New homebuilders are facing the same challenges.
At Arizona-based Meritage Homes, some buyers have lost their loan approvals in the middle of the building process, said Ron Morgan, the company’s senior vice president of sales and marketing.
Meritage, which has its own mortgage company, has been laboring to fit borrowers into different loans and counseling them on how to repair their credit, Morgan said.
“Everything in the world is dependent on these FICO (credit) scores,” he said.
Still, local experts say there are plenty of loan products that remain available and some tried-and-true options are making comebacks.
The 30-year-fixed-rate loan is one of them.
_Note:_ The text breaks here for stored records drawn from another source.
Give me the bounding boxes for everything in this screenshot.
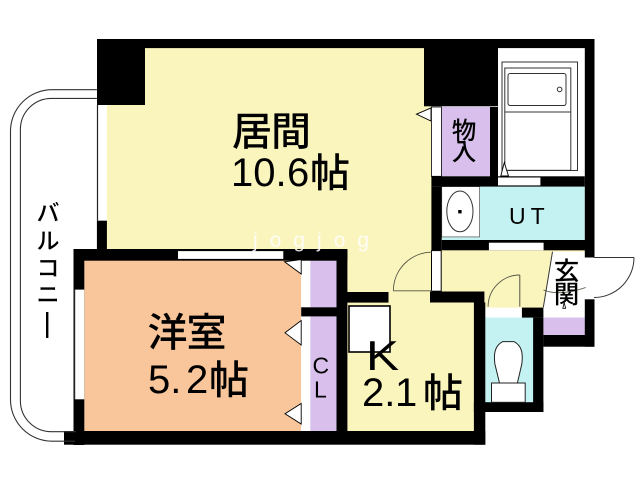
svg-text:2: 2	[186, 358, 208, 402]
svg-text:10.: 10.	[231, 151, 287, 195]
svg-text:6: 6	[287, 151, 309, 195]
svg-text:L: L	[314, 377, 327, 403]
svg-text:C: C	[313, 353, 330, 379]
svg-text:jogjog: jogjog	[252, 229, 381, 252]
svg-text:1: 1	[395, 371, 417, 415]
svg-text:2.: 2.	[362, 371, 395, 415]
svg-text:UT: UT	[509, 203, 550, 229]
svg-text:5.: 5.	[148, 358, 181, 402]
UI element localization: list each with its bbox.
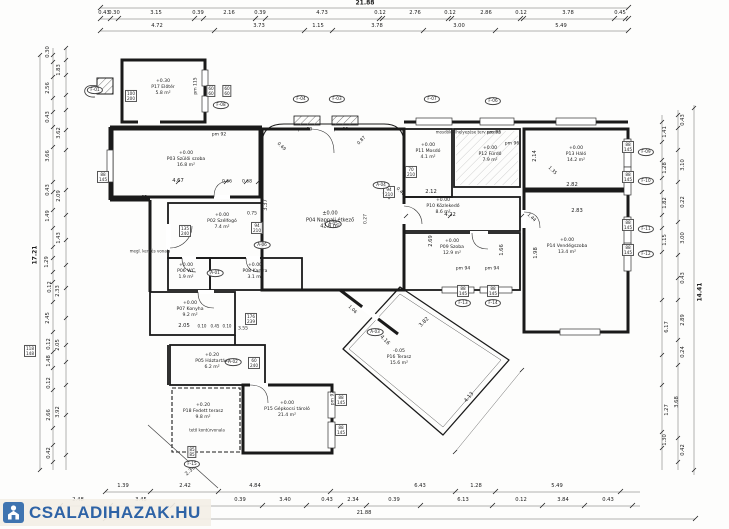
dim-label: 2.83 (571, 209, 583, 215)
dim-label: 0.30 (46, 46, 52, 58)
dim-label: 2.89 (681, 314, 687, 326)
door-size-tag: 94 210 (251, 222, 263, 234)
window-size-tag: 60 60 (222, 85, 231, 97)
dim-label: 3.78 (562, 11, 574, 17)
room-label: +0.00 P03 Szülői szoba 16.8 m² (167, 151, 205, 169)
dim-label: 1.30 (663, 434, 669, 446)
door-size-tag: 60 240 (248, 357, 260, 369)
dim-label: 1.06 (347, 305, 358, 316)
dim-label: 5.49 (551, 484, 563, 490)
window-id-tag: F-06 (485, 97, 501, 105)
door-id-tag: A-06 (254, 241, 271, 249)
window-size-tag: 118 148 (24, 345, 36, 357)
dim-label: 1.82 (663, 197, 669, 209)
dim-label: 0.87 (357, 136, 368, 147)
dim-label: 3.68 (675, 396, 681, 408)
window-size-tag: 176 239 (245, 313, 257, 325)
dim-label: 3.00 (681, 232, 687, 244)
dim-label: 2.05 (56, 339, 62, 351)
dim-label: 0.39 (254, 11, 266, 17)
dim-label: 3.00 (453, 24, 465, 30)
dim-label: 2.45 (46, 312, 52, 324)
dim-label: 2.76 (409, 11, 421, 17)
parapet-mark: pm 115 (193, 77, 198, 94)
window-size-tag: 88 145 (622, 171, 634, 183)
room-label: +0.20 P18 Fedett terasz 9.8 m² (183, 403, 223, 421)
dim-label: 3.84 (557, 498, 569, 504)
dim-total-bottom: 21.88 (357, 511, 372, 517)
window-size-tag: 60 60 (206, 85, 215, 97)
dim-label: 1.27 (665, 404, 671, 416)
watermark-text: CSALADIHAZAK.HU (29, 503, 201, 523)
dim-label: 0.46 (395, 187, 406, 198)
dim-label: 3.15 (150, 11, 162, 17)
window-size-tag: 88 145 (622, 244, 634, 256)
dim-label: 1.28 (470, 484, 482, 490)
dim-total-top: 21.88 (356, 1, 375, 8)
room-label: +0.00 P08 Kamra 3.1 m² (242, 263, 267, 281)
dim-label: 3.10 (681, 159, 687, 171)
dim-label: 3.92 (56, 406, 62, 418)
watermark-logo[interactable]: CSALADIHAZAK.HU (0, 499, 211, 526)
room-label: +0.00 P12 Fürdő 7.9 m² (479, 146, 502, 164)
dim-label: 1.15 (312, 24, 324, 30)
dim-label: 6.17 (665, 321, 671, 333)
window-id-tag: F-09 (638, 148, 654, 156)
dim-label: 0.22 (681, 196, 687, 208)
parapet-mark: pm 94 (485, 266, 499, 271)
dim-label: 6.13 (457, 498, 469, 504)
window-id-tag: F-03 (329, 95, 345, 103)
dim-label: 1.41 (663, 126, 669, 138)
dim-label: 1.44 (526, 213, 537, 224)
room-label: +0.00 P06 WC 1.9 m² (177, 263, 195, 281)
dim-label: 0.39 (388, 498, 400, 504)
dim-label: 0.66 (222, 179, 232, 184)
dim-label: 4.73 (316, 11, 328, 17)
dim-total-right: 14.41 (698, 283, 705, 302)
room-label: +0.00 P09 Szoba 12.9 m² (440, 239, 464, 257)
dim-label: 2.56 (46, 82, 52, 94)
dim-label: 0.45 (614, 11, 626, 17)
dim-label: 1.15 (663, 234, 669, 246)
dim-label: 2.42 (179, 484, 191, 490)
parapet-mark: pm 92 (212, 132, 226, 137)
window-id-tag: F-10 (638, 177, 654, 185)
dim-label: 3.62 (57, 127, 63, 139)
dim-label: 6.43 (414, 484, 426, 490)
dim-total-left: 17.21 (33, 246, 40, 265)
dim-label: 2.09 (57, 190, 63, 202)
dim-label: 3.82 (419, 317, 431, 329)
dim-label: 3.40 (279, 498, 291, 504)
parapet-mark: pm 90 (334, 127, 348, 132)
parapet-mark: pm 92 (133, 195, 147, 200)
dim-label: 0.30 (108, 11, 120, 17)
dim-label: 0.10 (223, 325, 232, 330)
dim-label: 1.98 (534, 247, 540, 259)
dim-label: 1.83 (57, 64, 63, 76)
dim-label: 0.68 (242, 179, 252, 184)
dim-label: 2.16 (223, 11, 235, 17)
dim-label: 2.82 (566, 183, 578, 189)
parapet-mark: pm 96 (505, 141, 519, 146)
room-label: +0.00 P07 Konyha 9.2 m² (176, 301, 203, 319)
dim-label: 3.37 (264, 199, 270, 211)
dim-label: 1.39 (117, 484, 129, 490)
window-size-tag: 88 145 (97, 171, 109, 183)
dim-label: 5.49 (555, 24, 567, 30)
window-size-tag: 88 145 (622, 219, 634, 231)
room-label: +0.00 P14 Vendégszoba 13.4 m² (547, 238, 588, 256)
dim-label: 0.45 (211, 325, 220, 330)
window-size-tag: 88 145 (335, 424, 347, 436)
dim-label: 2.69 (429, 235, 435, 247)
window-id-tag: F-07 (424, 95, 440, 103)
room-label: ±0.00 P04 Nappali étkező 42.6 m² (306, 210, 354, 230)
dim-label: 0.43 (321, 498, 333, 504)
dim-label: 2.12 (425, 190, 437, 196)
dim-label: 0.10 (198, 325, 207, 330)
dim-label: 1.66 (500, 244, 506, 256)
window-size-tag: 88 145 (622, 141, 634, 153)
dim-label: 0.43 (46, 184, 52, 196)
door-size-tag: 135 240 (179, 225, 191, 237)
parapet-mark: pm 90 (298, 127, 312, 132)
window-id-tag: F-13 (455, 299, 471, 307)
dim-label: 2.34 (347, 498, 359, 504)
dim-label: 0.24 (681, 346, 687, 358)
dim-label: 3.78 (371, 24, 383, 30)
dim-label: 4.72 (151, 24, 163, 30)
dim-label: 1.43 (57, 232, 63, 244)
door-size-tag: 70 210 (405, 166, 417, 178)
door-id-tag: A-01 (207, 269, 224, 277)
note: megl. kerítés vonala (130, 250, 171, 255)
dim-label: 0.42 (681, 444, 687, 456)
room-label: +0.00 P13 Háló 14.2 m² (566, 146, 586, 164)
room-label: -0.05 P16 Terasz 15.6 m² (387, 349, 411, 367)
dim-label: 3.66 (46, 150, 52, 162)
dim-label: 2.14 (533, 150, 539, 162)
dim-label: 0.69 (276, 142, 287, 153)
dim-label: 1.35 (547, 166, 558, 177)
window-id-tag: F-11 (638, 225, 654, 233)
window-size-tag: 88 145 (487, 285, 499, 297)
dim-label: 0.75 (247, 211, 257, 216)
dim-label: 0.43 (681, 114, 687, 126)
note: tető kontúrvonala (189, 429, 225, 434)
window-id-tag: F-04 (293, 95, 309, 103)
dim-label: 3.73 (253, 24, 265, 30)
annotation-layer: 21.880.430.303.150.392.160.394.730.122.7… (0, 0, 729, 529)
window-id-tag: F-08 (213, 101, 229, 109)
room-label: +0.20 P05 Háztartási 6.2 m² (195, 353, 229, 371)
dim-label: 0.12 (374, 11, 386, 17)
dim-label: 2.66 (47, 409, 53, 421)
dim-label: 3.55 (238, 326, 248, 331)
dim-label: 1.28 (663, 162, 669, 174)
room-label: +0.00 P02 Szélfogó 7.4 m² (207, 213, 237, 231)
dim-label: 4.13 (464, 392, 476, 405)
dim-label: 0.12 (47, 377, 53, 389)
window-size-tag: 88 145 (457, 285, 469, 297)
dim-label: 4.67 (172, 179, 184, 185)
dim-label: 0.12 (47, 338, 53, 350)
dim-label: 0.39 (234, 498, 246, 504)
floor-plan-page: 21.880.430.303.150.392.160.394.730.122.7… (0, 0, 729, 529)
room-label: +0.00 P10 Közlekedő 8.6 m² (426, 198, 459, 216)
dim-label: 0.43 (681, 272, 687, 284)
dim-label: 0.42 (47, 447, 53, 459)
window-id-tag: F-12 (638, 250, 654, 258)
dim-label: 2.86 (480, 11, 492, 17)
room-label: +0.00 P11 Mosdó 4.1 m² (416, 143, 441, 161)
dim-label: 0.43 (602, 498, 614, 504)
room-label: +0.30 P17 Előtér 5.8 m² (151, 79, 175, 97)
dim-label: 1.48 (47, 355, 53, 367)
dim-label: 0.39 (192, 11, 204, 17)
window-id-tag: F-14 (485, 299, 501, 307)
window-id-tag: F-01 (87, 86, 103, 94)
door-id-tag: A-03 (367, 328, 384, 336)
room-label: +0.00 P15 Gépkocsi tároló 21.4 m² (264, 401, 310, 419)
dim-label: 0.12 (515, 11, 527, 17)
dim-label: 1.49 (46, 210, 52, 222)
dim-label: 2.33 (56, 285, 62, 297)
door-size-tag: 100 200 (125, 90, 137, 102)
dim-label: 2.05 (178, 324, 190, 330)
parapet-mark: pm 94 (456, 266, 470, 271)
window-size-tag: 88 145 (335, 394, 347, 406)
window-size-tag: 85 85 (187, 446, 196, 458)
note: mosdók elhelyezése terv szerint (436, 131, 501, 136)
dim-label: 4.16 (378, 335, 390, 347)
door-id-tag: A-04 (373, 181, 390, 189)
window-id-tag: F-15 (184, 460, 200, 468)
house-logo-icon (3, 502, 24, 523)
dim-label: 1.29 (45, 256, 51, 268)
dim-label: 0.27 (363, 214, 368, 224)
dim-label: 0.43 (46, 111, 52, 123)
dim-label: 4.84 (249, 484, 261, 490)
dim-label: 0.12 (515, 498, 527, 504)
dim-label: 0.12 (444, 11, 456, 17)
dim-label: 0.12 (48, 281, 54, 293)
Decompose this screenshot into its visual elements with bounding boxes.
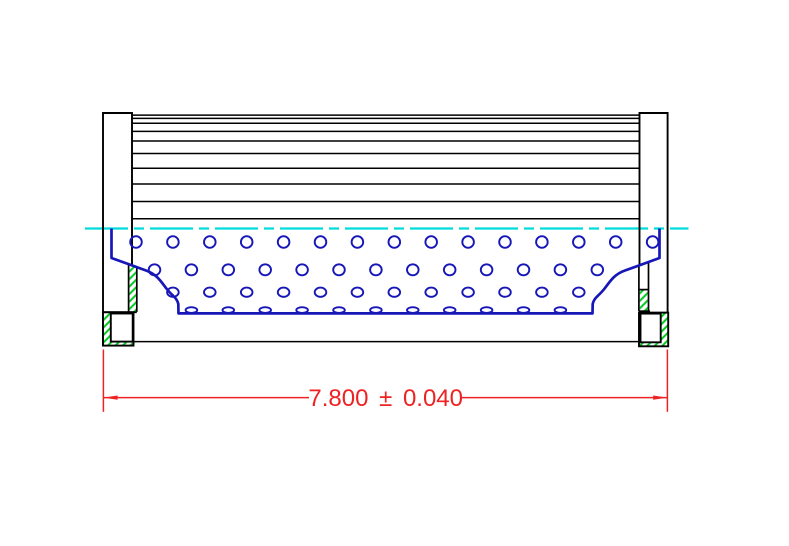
svg-text:7.800 ± 0.040: 7.800 ± 0.040 — [308, 385, 463, 412]
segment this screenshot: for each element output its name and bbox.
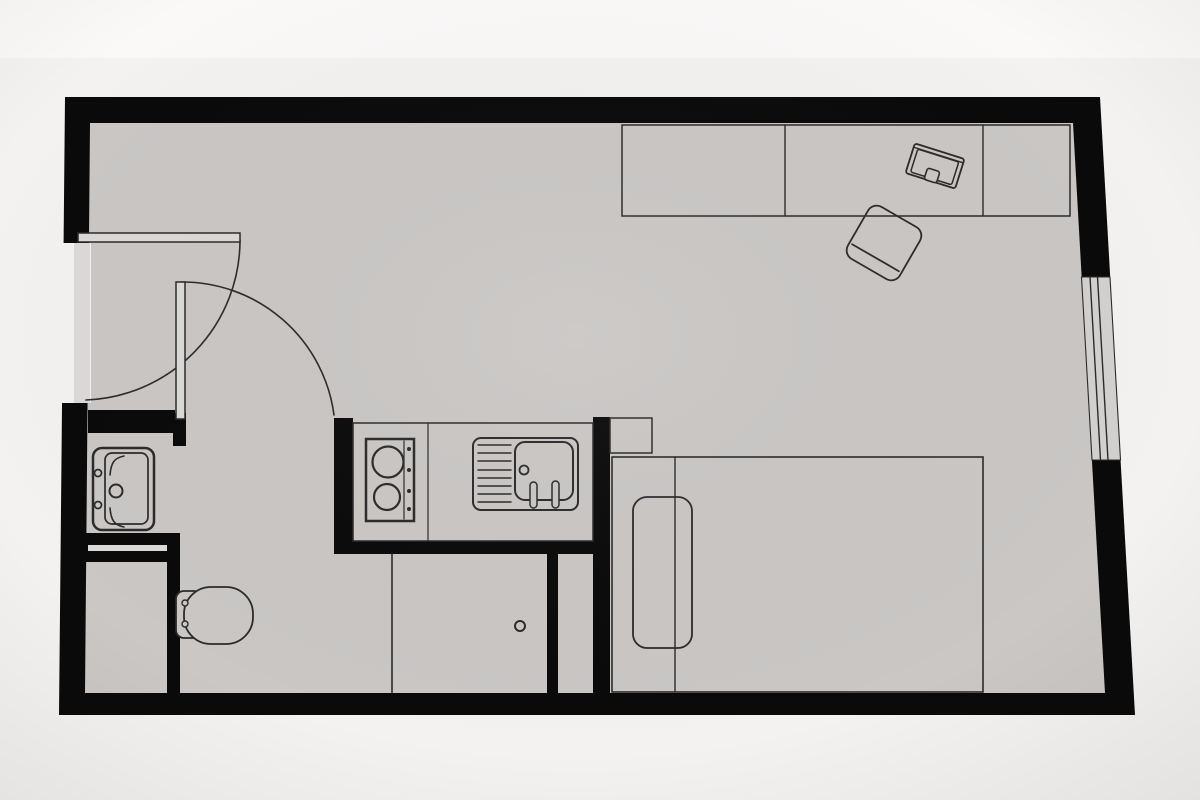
- floor-plan-page: [0, 0, 1200, 800]
- vignette-overlay: [0, 0, 1200, 800]
- floor-plan-drawing: [0, 0, 1200, 800]
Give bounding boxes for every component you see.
With rates as good as they are, it doesn’t make sense to get an adjustable-rate mortgage, said Jeff Brock, a loan officer with The Mortgage Advantage in Tempe.
The gap between fixed and adjustable rates has steadily closed in recent months.
It’s also still possible to do a zero-down loan if a borrower has good credit, Brock said.
“You have to stay on top of all the new guidelines and changes,” he said. “There’s still good ways to get all the stuff done that you need to get done.”
Paddy at Alliance Home Mortgage said she’s also seen a large increase in the use of 30-year fixed-rate products over the past six to nine months.
Today’s market is beginning to look similar to the days when Paddy first got into the business a decade ago.
There were no interest-only loans or other “crazy types of financing,” she said.
Loan officers are having to work harder to close deals and are forced to be at the top of their game, Paddy said.
“Consumers are leaning toward the foundation — what built the mortgage industry in the first place,” she said.
Paddy said she’s also seen a slight increase in the use of Federal Housing Administration, or FHA, loans, which require 3 percent down but don’t have specific credit score criteria.
To qualify for other loans, a borrower has an uphill battle if he can’t put down at least 5 percent, Meritage’s Morgan said. “For a buyer who has 10 percent or more down and has a good credit score, there is no crisis,” Morgan said.
People planning to buy a house need to save some money and work on improving their credit, he added.
It takes four to six months to build a starter home, and a lot can be accomplished in that time, Morgan said.
“You really have to have the self-discipline and commitment,” he said. “Lenders just don’t reward bad behavior with low rates.”